JOHANNESBURG, South Africa
Amnesty International is
accusing Russia of committing war crimes in
the Ukrainian port city of Mariupol.
The human rights organization
will soon release an in-depth report on the devastation caused by Russia’s
assault on the city on the Sea of Azov, Amnesty’s Secretary-General Agnes
Callamard said in a press conference in Johannesburg.
“The siege of Mariupol, the
denial of humanitarian evacuation and humanitarian escape for the population,
and the targeting of civilians, according to Amnesty International’s
investigation, amounts to war crimes,” said Callamard. “That is the reality of
Ukraine right now.”
Callamard said “the crisis in
Ukraine right now, the invasion ... is not just any kind of violation of
international law. It is an aggression. It is a violation of the U.N. charter
of the kind that we saw when the U.S. invaded Iraq.”
On other topics, Amnesty
released its annual report Tuesday, with Callamard noting that, amid the
pandemic, large corporations and wealthy countries had increased global
inequality in 2021.
“Noxious corporate greed and
brutal national selfishness, as well as neglect of health and public
infrastructure,” deepened existing global inequalities, Callamard said.

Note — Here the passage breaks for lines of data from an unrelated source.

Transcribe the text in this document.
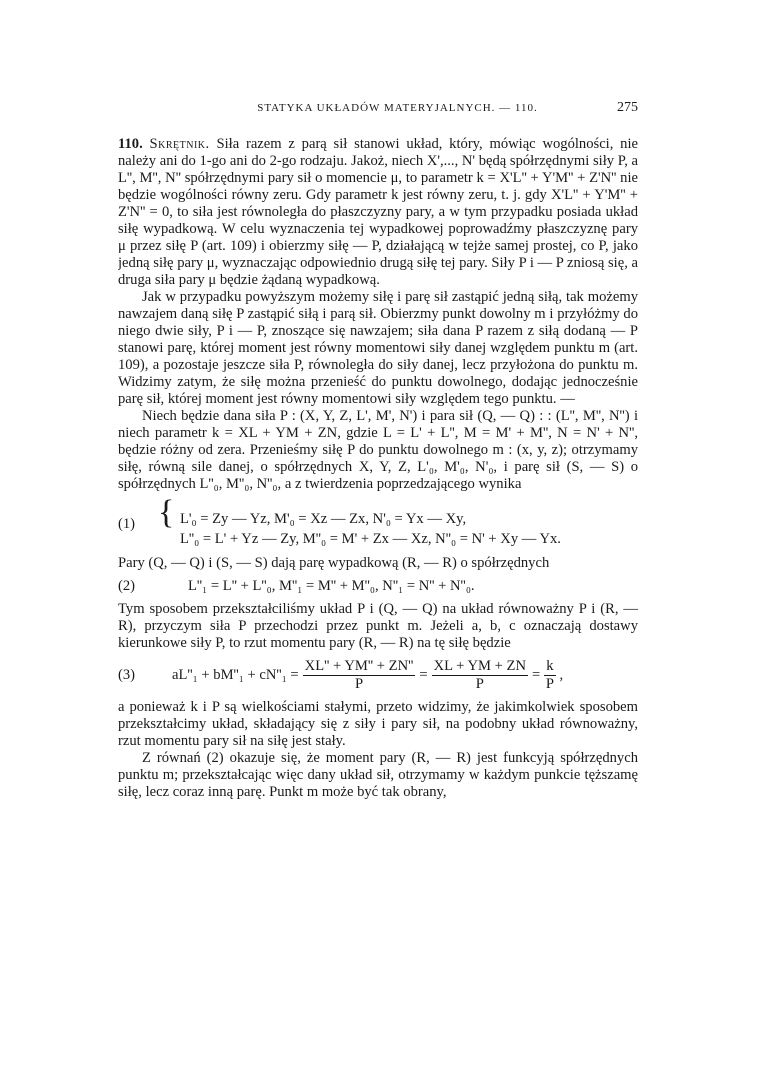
STATYKA UKŁADÓW MATERYJALNYCH. — 110.	275

110. Skrętnik. Siła razem z parą sił stanowi układ, który, mówiąc wogólności, nie należy ani do 1-go ani do 2-go rodzaju. Jakoż, niech X',..., N' będą spółrzędnymi siły P, a L'', M'', N'' spółrzędnymi pary sił o momencie μ, to parametr k = X'L'' + Y'M'' + Z'N'' nie będzie wogólności równy zeru. Gdy parametr k jest równy zeru, t. j. gdy X'L'' + Y'M'' + Z'N'' = 0, to siła jest równoległa do płaszczyzny pary, a w tym przypadku posiada układ siłę wypadkową. W celu wyznaczenia tej wypadkowej poprowadźmy płaszczyznę pary μ przez siłę P (art. 109) i obierzmy siłę — P, działającą w tejże samej prostej, co P, jako jedną siłę pary μ, wyznaczając odpowiednio drugą siłę tej pary. Siły P i — P zniosą się, a druga siła pary μ będzie żądaną wypadkową.

Jak w przypadku powyższym możemy siłę i parę sił zastąpić jedną siłą, tak możemy nawzajem daną siłę P zastąpić siłą i parą sił. Obierzmy punkt dowolny m i przyłóżmy do niego dwie siły, P i — P, znoszące się nawzajem; siła dana P razem z siłą dodaną — P stanowi parę, której moment jest równy momentowi siły danej względem punktu m (art. 109), a pozostaje jeszcze siła P, równoległa do siły danej, lecz przyłożona do punktu m. Widzimy zatym, że siłę można przenieść do punktu dowolnego, dodając jednocześnie parę sił, której moment jest równy momentowi siły względem tego punktu. —

Niech będzie dana siła P : (X, Y, Z, L', M', N') i para sił (Q, — Q) : : (L'', M'', N'') i niech parametr k = XL + YM + ZN, gdzie L = L' + L'', M = M' + M'', N = N' + N'', będzie różny od zera. Przenieśmy siłę P do punktu dowolnego m : (x, y, z); otrzymamy siłę, równą sile danej, o spółrzędnych X, Y, Z, L'₀, M'₀, N'₀, i parę sił (S, — S) o spółrzędnych L''₀, M''₀, N''₀, a z twierdzenia poprzedzającego wynika

(1) { L'₀ = Zy — Yz, M'₀ = Xz — Zx, N'₀ = Yx — Xy,
L''₀ = L' + Yz — Zy, M''₀ = M' + Zx — Xz, N''₀ = N' + Xy — Yx.

Pary (Q, — Q) i (S, — S) dają parę wypadkową (R, — R) o spółrzędnych

(2)	L''₁ = L'' + L''₀, M''₁ = M'' + M''₀, N''₁ = N'' + N''₀.

Tym sposobem przekształciliśmy układ P i (Q, — Q) na układ równoważny P i (R, — R), przyczym siła P przechodzi przez punkt m. Jeżeli a, b, c oznaczają dostawy kierunkowe siły P, to rzut momentu pary (R, — R) na tę siłę będzie

(3)	$aL''_1 + bM''_1 + cN''_1 = \frac{XL'' + YM'' + ZN''}{P} = \frac{XL + YM + ZN}{P} = \frac{k}{P}$ ,

a ponieważ k i P są wielkościami stałymi, przeto widzimy, że jakimkolwiek sposobem przekształcimy układ, składający się z siły i pary sił, na podobny układ równoważny, rzut momentu pary sił na siłę jest stały.

Z równań (2) okazuje się, że moment pary (R, — R) jest funkcyją spółrzędnych punktu m; przekształcając więc dany układ sił, otrzymamy w każdym punkcie tęższamę siłę, lecz coraz inną parę. Punkt m może być tak obrany,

Vaccine inequity during the
pandemic has entrenched racial injustice, said the report. By the end of 2021,
only 8% of Africa’s population of 1.3 billion people had been vaccinated, far
short of the World Health Organization’s 40% vaccination target, it said.
“Despite efforts by some
governments ... international cooperation largely failed. High-income countries
stockpiled millions more doses than they could use, leaving some countries able
to vaccinate their entire populations three to five times over,” Amnesty’s
report said.
Amnesty estimated that some
major vaccines manufacturers — including BioNTech, Pfizer and Moderna — stood
to make profits of more than $130 billion by the end of 2022. It said wealthy
nations had largely failed to provide debt relief to poorer nations in order to
support their economic recovery from the pandemic.
“There was an opportunity to use the huge global investment and medical breakthroughs to improve the delivery of healthcare. However, governments around the world failed to show leadership,” said the report.
In Africa, millions of
civilians also suffered from armed conflicts in 2021, the report said.
Participants in Africa’s
conflicts — including ones in Burkina Faso, Cameroon, Central African Republic,
Congo, Ethiopia, and Mali — have committed war crimes and other serious
violations of international human rights law, according to the organization.
The report said 2021 also saw
continued attacks on journalists, activists and human rights defenders, with
some governments using COVID-19 regulations to suppress protests.